- Supreme Court of the United States

Decided April 27, 1976
- Full case name: Moe v. Confederated Salish & Kootenai Tribes
- Citations: 425 U.S. 463 (more)

Holding
- State tax on personal property owned by tribe members inside reservations and state sales tax on trade between two tribe members were preempted by the General Allotment Act. Charging non-members sales tax on commerce with tribe members was constitutional.

Court membership
- Chief Justice Warren E. Burger Associate Justices William J. Brennan Jr. · Potter Stewart Byron White · Thurgood Marshall Harry Blackmun · Lewis F. Powell Jr. William Rehnquist · John P. Stevens

Case opinion
- Majority: Rehnquist, joined by unanimous

Laws applied
- General Allotment Act

= Moe v. Confederated Salish & Kootenai Tribes =

Moe v.
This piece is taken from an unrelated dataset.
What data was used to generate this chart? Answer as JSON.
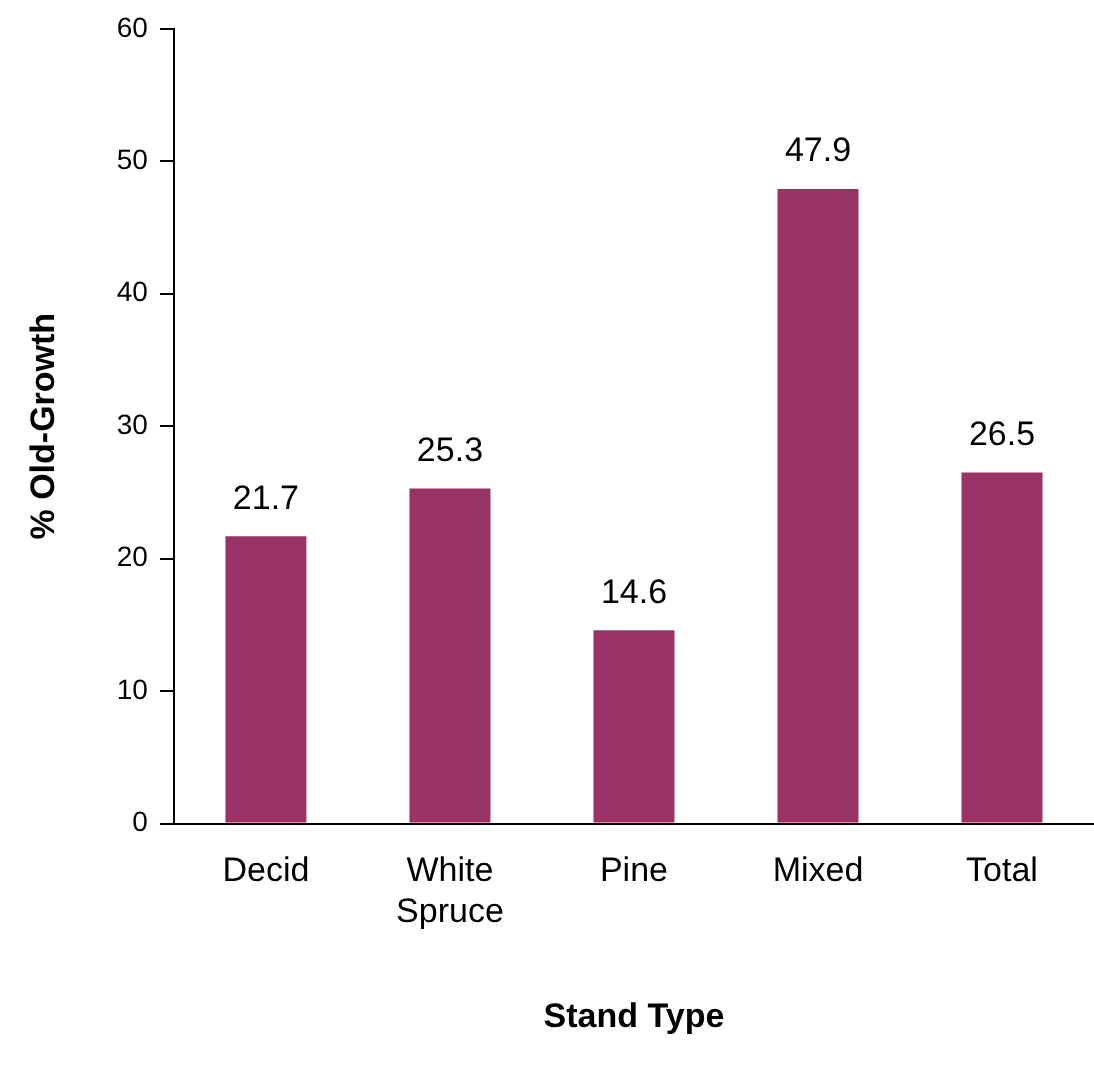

Confederated Salish & Kootenai Tribes, 425 U.S. 463 (1976), was a United States Supreme Court case in which the Court held that a state tax on personal property owned by tribe members inside reservations and a state sales tax on trade between two tribe members were preempted by the General Allotment Act. Charging non-members sales tax on commerce with tribe members was constitutional, and the state could require the tribe member to collect that tax. The court also said that treating Natives differently in this context would constitute racial discrimination in violation of the Fifth Amendment.